Ella has taken a step towards Susan.
‘What is your name?’ asks she timidly, but very sweetly.
‘Susan Barry.’
‘That sounds like the beginning of the Catechism,’ says Carew, who is, as we know, a clergyman’s son, and therefore up to little points like this.
‘I knew it,’ says Ella, still very shyly, to Susan—‘I knew it in a way. Mrs. Denis told me. But I wanted to be quite sure. You are Miss Barry?’
‘Oh no; only Susan,’ says the pretty proprietor of that name. ‘My aunt is Miss Barry. But I hope you will call me Susan. It is’—mournfully—‘a dreadfully ugly name, isn’t it?’
‘No, no; indeed, I like it.’
‘I hope you will like mine,’ says Carew, breaking into the conversation. ‘It is Carew. Susan and the others call it Crew, but that’s an abbreviation of me to which I object. But your name,’ says he. ‘We should like to know that.’
Has he thrown a bomb into the assembly? Something, at all events, has stricken the stranger dumb. She shrinks backwards, playing with a branch of the Wigelia rosea near her, as if to hide her embarrassment. What is her name? She tells herself that she does not know, that she disbelieves in the name forced upon her by those dreadful people she had lived with after—After what? Even that is vague to her. Was it after her mother’s death? Hints and innuendoes from the Moores had given herto believe that Moore, at all events, was not her real name. But beyond that she knows nothing.

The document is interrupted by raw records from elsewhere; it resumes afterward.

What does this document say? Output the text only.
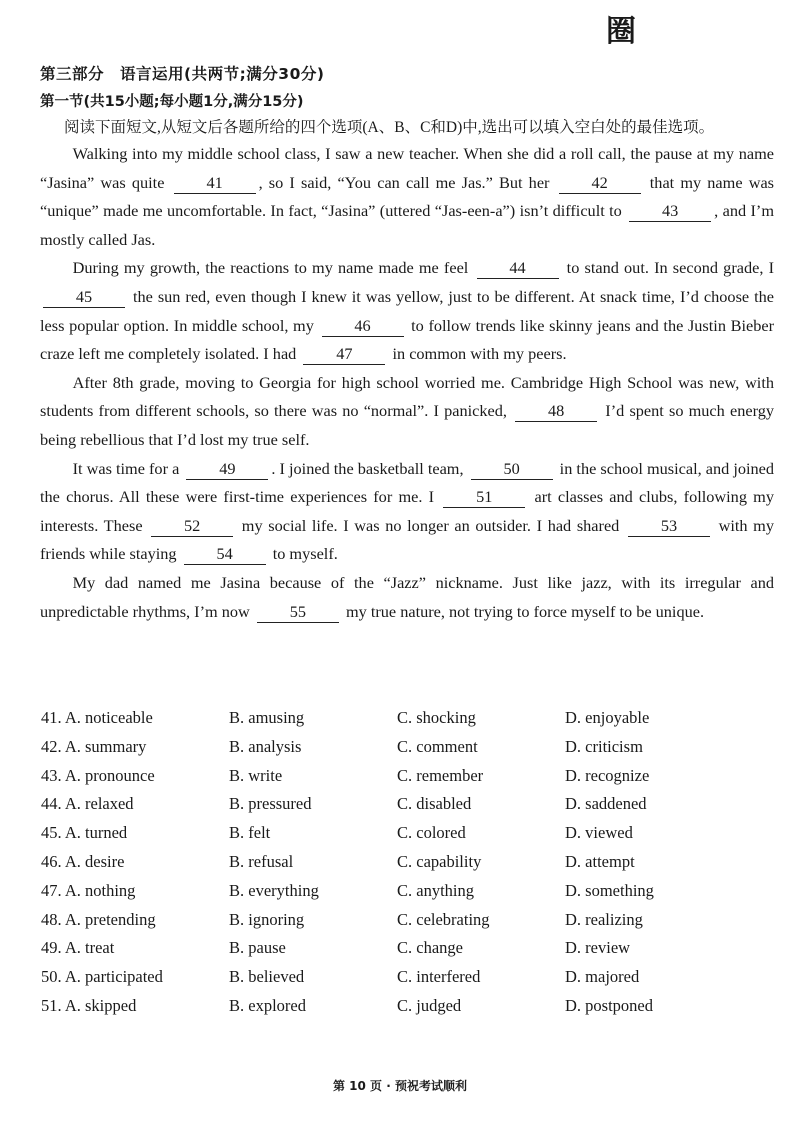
圈
第三部分　语言运用(共两节;满分30分)
第一节(共15小题;每小题1分,满分15分)
阅读下面短文,从短文后各题所给的四个选项(A、B、C和D)中,选出可以填入空白处的最佳选项。

Walking into my middle school class, I saw a new teacher. When she did a roll call, the pause at my name “Jasina” was quite 41 , so I said, “You can call me Jas.” But her 42 that my name was “unique” made me uncomfortable. In fact, “Jasina” (uttered “Jas-een-a”) isn’t difficult to 43 , and I’m mostly called Jas.

During my growth, the reactions to my name made me feel 44 to stand out. In second grade, I 45 the sun red, even though I knew it was yellow, just to be different. At snack time, I’d choose the less popular option. In middle school, my 46 to follow trends like skinny jeans and the Justin Bieber craze left me completely isolated. I had 47 in common with my peers.

After 8th grade, moving to Georgia for high school worried me. Cambridge High School was new, with students from different schools, so there was no “normal”. I panicked, 48 I’d spent so much energy being rebellious that I’d lost my true self.

It was time for a 49 . I joined the basketball team, 50 in the school musical, and joined the chorus. All these were first-time experiences for me. I 51 art classes and clubs, following my interests. These 52 my social life. I was no longer an outsider. I had shared 53 with my friends while staying 54 to myself.

My dad named me Jasina because of the “Jazz” nickname. Just like jazz, with its irregular and unpredictable rhythms, I’m now 55 my true nature, not trying to force myself to be unique.

41. A. noticeable	B. amusing	C. shocking	D. enjoyable
42. A. summary	B. analysis	C. comment	D. criticism
43. A. pronounce	B. write	C. remember	D. recognize
44. A. relaxed	B. pressured	C. disabled	D. saddened
45. A. turned	B. felt	C. colored	D. viewed
46. A. desire	B. refusal	C. capability	D. attempt
47. A. nothing	B. everything	C. anything	D. something
48. A. pretending	B. ignoring	C. celebrating	D. realizing
49. A. treat	B. pause	C. change	D. review
50. A. participated	B. believed	C. interfered	D. majored
51. A. skipped	B. explored	C. judged	D. postponed
第 10 页 · 预祝考试顺利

‘My name is Ella,’ says she, in a miserable tone. ‘Call me that if—you will.’
‘Such a pretty name!’ says Susan. ‘Why did you think we shouldn’t like it? So much nicer than Susan. Isn’t mine horrid? But what is your other name?’
Here they all start. A loud ring at the big gate over there has taken them from their own immediate concerns—to another. Ella turns deadly white, and shows a distinct desire to get behind Susan. Mrs. Denis is to be seen in the distance, flying towards the entrance-gate.
Presently it is opened by her, and Wyndham walks in.